First 100 Years of Women in Law
A new exhibition at the School of Law celebrates the first 100 years of women in law.
To mark the centenary of the Sex Disqualification (Removal) Act 1919, which removed the bar on women entering the legal profession, the School of Law is hosting a First 100 Years Exhibition.
The exhibition, which was previously at the Supreme Court, charts the journey of women in law since 1919, and is kindly on loan from the First 100 Years Project, a ground-breaking history project, supported by the Law Society, the Bar Council and CILEx. The project aims to celebrate, inform and inspire future generations of women in the profession.
It sets out a series of firsts that women have achieved since 1919, including:
- The first female solicitor in the UK, Madge Easton Anderson qualified in 1920, whilst in 1922 Helen Normanton became the first female practising barrister in England. But it was not until 1991 Baroness Scotland of Asthal became the first black woman Queens Counsel.

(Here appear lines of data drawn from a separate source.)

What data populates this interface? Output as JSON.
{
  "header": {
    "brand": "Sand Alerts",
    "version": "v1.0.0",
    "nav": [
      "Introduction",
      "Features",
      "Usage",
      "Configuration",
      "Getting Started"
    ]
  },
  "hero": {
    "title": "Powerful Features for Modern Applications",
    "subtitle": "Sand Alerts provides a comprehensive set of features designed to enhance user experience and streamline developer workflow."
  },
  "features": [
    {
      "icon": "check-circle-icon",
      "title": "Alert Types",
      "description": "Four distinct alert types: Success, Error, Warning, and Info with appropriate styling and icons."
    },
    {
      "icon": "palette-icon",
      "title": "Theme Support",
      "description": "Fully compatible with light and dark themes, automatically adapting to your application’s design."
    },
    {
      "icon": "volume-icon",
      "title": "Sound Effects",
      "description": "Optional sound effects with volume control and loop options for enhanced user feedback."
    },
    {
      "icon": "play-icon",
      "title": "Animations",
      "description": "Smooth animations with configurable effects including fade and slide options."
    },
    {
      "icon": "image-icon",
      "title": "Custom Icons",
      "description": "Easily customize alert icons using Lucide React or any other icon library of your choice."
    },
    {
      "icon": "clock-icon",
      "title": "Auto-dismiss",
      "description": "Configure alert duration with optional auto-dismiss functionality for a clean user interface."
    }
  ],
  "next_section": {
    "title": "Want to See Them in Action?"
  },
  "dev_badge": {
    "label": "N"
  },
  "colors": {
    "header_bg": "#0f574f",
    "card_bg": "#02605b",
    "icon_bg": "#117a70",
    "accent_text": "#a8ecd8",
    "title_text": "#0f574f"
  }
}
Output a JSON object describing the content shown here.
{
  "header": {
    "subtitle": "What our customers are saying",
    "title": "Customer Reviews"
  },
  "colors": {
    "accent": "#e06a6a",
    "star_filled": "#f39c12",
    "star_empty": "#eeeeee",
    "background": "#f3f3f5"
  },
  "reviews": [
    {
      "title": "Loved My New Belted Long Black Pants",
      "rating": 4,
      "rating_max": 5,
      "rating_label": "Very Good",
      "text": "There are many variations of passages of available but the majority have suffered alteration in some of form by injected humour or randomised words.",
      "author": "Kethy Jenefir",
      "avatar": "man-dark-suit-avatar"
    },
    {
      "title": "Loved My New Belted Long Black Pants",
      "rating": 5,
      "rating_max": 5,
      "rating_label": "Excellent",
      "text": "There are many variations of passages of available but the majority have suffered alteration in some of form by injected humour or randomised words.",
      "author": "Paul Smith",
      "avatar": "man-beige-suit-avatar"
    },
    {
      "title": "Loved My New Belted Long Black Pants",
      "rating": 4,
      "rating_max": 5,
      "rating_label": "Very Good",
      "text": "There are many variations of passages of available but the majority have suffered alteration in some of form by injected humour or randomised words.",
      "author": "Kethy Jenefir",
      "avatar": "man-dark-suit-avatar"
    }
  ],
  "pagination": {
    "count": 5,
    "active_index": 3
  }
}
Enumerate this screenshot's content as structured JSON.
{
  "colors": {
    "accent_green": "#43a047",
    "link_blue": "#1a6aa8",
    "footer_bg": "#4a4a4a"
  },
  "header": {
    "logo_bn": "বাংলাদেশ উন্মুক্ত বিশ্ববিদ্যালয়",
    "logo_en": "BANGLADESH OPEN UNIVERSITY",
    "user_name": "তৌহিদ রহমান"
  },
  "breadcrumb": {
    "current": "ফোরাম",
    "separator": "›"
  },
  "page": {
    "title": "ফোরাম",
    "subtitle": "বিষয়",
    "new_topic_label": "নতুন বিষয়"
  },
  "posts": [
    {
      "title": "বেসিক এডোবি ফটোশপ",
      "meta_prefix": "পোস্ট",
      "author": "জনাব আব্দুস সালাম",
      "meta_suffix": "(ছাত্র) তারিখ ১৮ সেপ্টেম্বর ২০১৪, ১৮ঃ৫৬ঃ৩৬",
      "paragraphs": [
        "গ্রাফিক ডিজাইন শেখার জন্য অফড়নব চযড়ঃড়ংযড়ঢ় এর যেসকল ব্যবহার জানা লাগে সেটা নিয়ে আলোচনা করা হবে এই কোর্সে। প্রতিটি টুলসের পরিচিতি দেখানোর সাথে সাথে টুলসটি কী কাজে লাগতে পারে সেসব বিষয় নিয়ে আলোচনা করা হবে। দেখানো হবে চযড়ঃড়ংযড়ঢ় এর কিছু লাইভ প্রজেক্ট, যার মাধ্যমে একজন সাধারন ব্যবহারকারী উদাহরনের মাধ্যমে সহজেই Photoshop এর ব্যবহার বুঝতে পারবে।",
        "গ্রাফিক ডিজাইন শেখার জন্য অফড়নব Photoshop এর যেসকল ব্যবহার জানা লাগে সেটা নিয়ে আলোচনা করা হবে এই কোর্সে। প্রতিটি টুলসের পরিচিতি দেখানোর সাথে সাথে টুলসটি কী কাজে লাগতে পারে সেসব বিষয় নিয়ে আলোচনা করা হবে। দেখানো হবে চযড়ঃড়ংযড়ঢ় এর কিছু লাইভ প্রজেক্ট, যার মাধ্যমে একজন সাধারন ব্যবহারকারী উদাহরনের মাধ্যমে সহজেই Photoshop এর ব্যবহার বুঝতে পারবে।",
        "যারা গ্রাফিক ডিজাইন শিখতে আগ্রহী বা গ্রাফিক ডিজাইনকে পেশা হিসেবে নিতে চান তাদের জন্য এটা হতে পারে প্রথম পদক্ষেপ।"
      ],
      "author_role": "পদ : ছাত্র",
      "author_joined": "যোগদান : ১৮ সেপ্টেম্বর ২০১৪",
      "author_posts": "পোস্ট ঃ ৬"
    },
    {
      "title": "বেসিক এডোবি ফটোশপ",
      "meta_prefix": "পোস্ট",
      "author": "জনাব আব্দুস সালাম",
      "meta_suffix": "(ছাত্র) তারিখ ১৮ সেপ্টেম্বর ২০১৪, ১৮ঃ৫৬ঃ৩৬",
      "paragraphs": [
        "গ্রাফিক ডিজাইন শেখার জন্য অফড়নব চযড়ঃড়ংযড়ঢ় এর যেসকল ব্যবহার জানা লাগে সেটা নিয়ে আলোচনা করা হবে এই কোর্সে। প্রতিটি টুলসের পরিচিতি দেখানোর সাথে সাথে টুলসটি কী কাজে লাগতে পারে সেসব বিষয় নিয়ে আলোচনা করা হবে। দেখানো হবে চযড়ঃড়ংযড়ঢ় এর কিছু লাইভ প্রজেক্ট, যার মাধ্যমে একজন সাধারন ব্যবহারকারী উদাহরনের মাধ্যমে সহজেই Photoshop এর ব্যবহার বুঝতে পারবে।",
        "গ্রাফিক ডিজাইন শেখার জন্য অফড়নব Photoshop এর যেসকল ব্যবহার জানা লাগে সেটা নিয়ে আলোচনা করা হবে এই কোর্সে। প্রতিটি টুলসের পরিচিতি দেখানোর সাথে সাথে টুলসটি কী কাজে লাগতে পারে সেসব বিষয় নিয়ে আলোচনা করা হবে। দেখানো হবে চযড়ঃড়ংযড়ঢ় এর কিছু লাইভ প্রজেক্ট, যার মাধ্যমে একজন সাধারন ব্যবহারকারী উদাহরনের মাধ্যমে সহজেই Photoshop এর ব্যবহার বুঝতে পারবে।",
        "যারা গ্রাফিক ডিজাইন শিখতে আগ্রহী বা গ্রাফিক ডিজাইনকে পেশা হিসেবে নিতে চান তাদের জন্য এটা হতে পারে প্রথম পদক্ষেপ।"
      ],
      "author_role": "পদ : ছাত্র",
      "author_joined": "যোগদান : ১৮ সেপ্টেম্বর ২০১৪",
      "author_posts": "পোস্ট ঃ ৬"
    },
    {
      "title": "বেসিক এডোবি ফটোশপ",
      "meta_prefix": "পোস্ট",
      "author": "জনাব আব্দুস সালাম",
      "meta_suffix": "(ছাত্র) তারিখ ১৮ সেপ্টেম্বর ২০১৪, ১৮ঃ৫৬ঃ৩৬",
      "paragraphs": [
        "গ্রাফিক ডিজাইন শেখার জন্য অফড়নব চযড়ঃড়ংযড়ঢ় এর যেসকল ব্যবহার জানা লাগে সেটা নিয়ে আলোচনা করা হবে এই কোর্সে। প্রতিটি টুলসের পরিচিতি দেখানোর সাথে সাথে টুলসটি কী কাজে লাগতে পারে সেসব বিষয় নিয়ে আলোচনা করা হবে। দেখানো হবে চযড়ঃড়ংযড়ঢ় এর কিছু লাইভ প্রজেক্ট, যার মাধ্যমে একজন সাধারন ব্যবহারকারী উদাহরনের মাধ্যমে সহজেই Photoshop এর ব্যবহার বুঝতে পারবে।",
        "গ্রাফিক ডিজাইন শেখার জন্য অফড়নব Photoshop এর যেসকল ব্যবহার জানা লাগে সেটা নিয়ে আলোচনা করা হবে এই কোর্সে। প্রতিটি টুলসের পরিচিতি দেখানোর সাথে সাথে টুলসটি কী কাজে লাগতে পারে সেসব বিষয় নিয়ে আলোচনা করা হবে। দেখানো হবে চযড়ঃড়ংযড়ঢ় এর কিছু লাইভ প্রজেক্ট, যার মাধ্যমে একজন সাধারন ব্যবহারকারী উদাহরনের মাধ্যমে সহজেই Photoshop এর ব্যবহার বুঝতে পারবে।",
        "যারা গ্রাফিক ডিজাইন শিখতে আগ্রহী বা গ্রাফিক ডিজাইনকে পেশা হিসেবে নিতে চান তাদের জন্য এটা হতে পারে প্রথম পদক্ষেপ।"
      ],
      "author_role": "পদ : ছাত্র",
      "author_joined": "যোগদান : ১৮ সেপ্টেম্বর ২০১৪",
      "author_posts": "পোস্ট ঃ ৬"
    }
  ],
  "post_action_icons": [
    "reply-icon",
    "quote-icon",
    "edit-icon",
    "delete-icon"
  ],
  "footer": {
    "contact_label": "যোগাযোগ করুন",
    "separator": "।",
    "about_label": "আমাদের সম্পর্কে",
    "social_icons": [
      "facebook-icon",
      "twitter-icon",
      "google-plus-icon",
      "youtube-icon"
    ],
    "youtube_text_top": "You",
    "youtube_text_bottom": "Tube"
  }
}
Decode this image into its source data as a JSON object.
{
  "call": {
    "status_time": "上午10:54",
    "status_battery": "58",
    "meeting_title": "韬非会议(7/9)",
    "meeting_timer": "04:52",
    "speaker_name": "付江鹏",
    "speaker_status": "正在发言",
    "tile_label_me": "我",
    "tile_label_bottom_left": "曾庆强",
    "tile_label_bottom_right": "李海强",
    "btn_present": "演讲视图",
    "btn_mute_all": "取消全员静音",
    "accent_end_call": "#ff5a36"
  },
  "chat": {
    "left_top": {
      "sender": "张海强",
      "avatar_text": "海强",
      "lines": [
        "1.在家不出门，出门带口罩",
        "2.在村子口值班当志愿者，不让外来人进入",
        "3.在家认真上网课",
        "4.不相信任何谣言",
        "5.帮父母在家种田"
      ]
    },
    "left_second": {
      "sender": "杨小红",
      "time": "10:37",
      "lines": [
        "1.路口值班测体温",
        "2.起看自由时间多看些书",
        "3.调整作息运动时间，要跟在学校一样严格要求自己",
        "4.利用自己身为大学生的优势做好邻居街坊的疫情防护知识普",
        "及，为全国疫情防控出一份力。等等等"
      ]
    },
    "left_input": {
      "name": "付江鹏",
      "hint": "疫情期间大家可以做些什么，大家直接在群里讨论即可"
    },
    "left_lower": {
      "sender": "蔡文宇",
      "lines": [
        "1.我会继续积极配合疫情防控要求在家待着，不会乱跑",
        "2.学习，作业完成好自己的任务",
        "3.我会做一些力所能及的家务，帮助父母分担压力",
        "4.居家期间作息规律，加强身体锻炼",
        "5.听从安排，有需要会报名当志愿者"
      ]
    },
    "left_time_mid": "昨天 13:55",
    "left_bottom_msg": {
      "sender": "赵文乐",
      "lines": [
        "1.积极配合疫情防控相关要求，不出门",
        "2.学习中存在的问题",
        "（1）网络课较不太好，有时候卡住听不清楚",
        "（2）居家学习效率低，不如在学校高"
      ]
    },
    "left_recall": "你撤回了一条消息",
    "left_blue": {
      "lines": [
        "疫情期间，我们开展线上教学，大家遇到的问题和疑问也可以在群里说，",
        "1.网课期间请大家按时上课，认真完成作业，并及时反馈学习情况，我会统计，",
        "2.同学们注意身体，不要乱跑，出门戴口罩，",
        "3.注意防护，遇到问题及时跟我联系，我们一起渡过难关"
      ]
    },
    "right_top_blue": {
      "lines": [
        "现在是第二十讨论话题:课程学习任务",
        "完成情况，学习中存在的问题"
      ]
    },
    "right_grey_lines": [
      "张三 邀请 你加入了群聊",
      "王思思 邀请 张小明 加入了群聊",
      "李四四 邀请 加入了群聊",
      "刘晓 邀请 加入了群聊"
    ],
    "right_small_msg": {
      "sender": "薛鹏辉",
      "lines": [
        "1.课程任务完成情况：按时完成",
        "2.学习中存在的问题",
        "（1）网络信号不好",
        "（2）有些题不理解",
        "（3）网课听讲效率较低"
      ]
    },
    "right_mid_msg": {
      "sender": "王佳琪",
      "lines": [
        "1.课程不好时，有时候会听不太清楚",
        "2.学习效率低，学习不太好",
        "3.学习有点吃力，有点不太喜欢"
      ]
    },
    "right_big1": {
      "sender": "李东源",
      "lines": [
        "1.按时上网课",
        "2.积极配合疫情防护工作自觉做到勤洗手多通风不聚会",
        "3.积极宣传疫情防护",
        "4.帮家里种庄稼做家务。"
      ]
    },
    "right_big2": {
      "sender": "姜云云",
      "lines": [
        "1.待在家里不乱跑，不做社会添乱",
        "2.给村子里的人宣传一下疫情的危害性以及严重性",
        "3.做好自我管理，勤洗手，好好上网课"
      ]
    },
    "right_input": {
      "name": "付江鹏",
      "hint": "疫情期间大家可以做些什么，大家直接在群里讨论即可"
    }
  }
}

- The first female county court and then High Court judge was Dame Elizabeth Lane in 1962 and 1965 respectively.
- In 1988 Dame Elizabeth Butler-Sloss became the first female Lord Justice of Appeal.
- Scotland got its first female judge in 2003 – Hazel Aronson.
- In 2017 Baroness Hale was appointed the first female President of the Supreme Court of England and Wales.
Joan Loughrey, Professor of Law, said: “The exhibition captures how far women have come in the first 100 years and shows that they can and will overcome the challenges that still remain for women’s progression in the legal profession.”
The exhibition runs until 20 February 2019 at the Liberty Building atrium.